Schools that are supported by religious trusts have had to tackle this issue more explicitly than others. Missionary schools offer quality education, but till they promised the larger community that their religious mission will not be paramount, they suffered lower enrolments. Some schools continue to conflate religion with values and remain restricted to ideas that were tested generations ago. Others do not teach values at all – it is not part of the curriculum, there is no time set aside for it, nor is there a column in the teacher’s lesson plan for it. The school’s self assessment plan (if they have one) does not see the need for it. These schools too may have some sort of value statement incorporated in some badge or mission statement. Others have clearly articulated values that translate to teaching practice.

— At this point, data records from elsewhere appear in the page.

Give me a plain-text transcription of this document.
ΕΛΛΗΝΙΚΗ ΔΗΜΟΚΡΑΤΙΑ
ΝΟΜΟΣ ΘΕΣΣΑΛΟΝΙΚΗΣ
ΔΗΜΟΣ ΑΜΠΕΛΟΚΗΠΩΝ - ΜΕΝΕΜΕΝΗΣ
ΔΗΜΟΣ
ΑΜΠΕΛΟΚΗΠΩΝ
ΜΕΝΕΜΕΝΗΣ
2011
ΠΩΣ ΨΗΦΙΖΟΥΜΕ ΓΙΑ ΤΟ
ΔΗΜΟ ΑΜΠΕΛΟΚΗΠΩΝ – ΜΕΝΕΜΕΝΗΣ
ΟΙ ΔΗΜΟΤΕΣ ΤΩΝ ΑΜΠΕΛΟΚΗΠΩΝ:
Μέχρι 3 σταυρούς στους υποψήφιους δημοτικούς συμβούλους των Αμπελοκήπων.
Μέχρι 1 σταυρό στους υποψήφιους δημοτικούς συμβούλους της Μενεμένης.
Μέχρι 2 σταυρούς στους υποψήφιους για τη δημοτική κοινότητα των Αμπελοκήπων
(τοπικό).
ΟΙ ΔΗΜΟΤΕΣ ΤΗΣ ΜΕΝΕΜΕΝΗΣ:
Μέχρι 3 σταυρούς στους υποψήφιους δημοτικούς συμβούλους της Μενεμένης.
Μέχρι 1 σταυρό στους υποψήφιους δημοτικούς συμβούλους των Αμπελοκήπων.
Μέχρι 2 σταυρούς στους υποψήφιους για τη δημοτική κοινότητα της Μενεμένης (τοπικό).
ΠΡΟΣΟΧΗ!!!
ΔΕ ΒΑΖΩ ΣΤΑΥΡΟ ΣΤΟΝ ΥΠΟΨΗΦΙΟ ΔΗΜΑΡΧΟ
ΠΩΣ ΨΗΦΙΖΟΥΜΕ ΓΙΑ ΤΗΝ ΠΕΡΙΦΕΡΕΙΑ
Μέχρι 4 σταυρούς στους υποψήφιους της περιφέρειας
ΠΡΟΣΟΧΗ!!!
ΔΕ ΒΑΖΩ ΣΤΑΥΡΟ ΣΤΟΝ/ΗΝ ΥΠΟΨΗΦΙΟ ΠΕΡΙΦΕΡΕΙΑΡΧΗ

It is practically impossible to teach without passing on some of the values that the teacher ascribes to. To even try to do so would be to suck the soul out of teaching. The simple act of teaching is about communicating certain values about commitment, preparation, discipline, timeliness, completeness, caring, attention curiosity, communication and many others. Value free teaching is not even possible.

Should value education ever be imposed via policy? State policy or school policy? If so, what happens when this clashes with the values of the family or community? Do we have a clash, confused children or will these multiple sets of values continue to co-exist? Do the institutional values change, or are they set in policy-stone for a long time? If they change, what do they respond to in the short term, and what do they adapt to in the long term?

Often, these very values form the basis of the decisions students make then and in later life. These embedded values then are the foundation of the life skills they build and have a direct impact on the lives they lead. Some schools consistently produce hard working children, others consistently produce leaders. Some have more bureaucrats, others foster professionals. Some schools create focused individuals, others multi-talented persons. The ‘ethos’ of the place often informs personal choices well into adulthood.

The real question here is that of governance – is it the responsibility of the institution to have clear, well designed value paradigms that inform the day to day operations of the school? Or should one trust serendipity? What is your responsibility?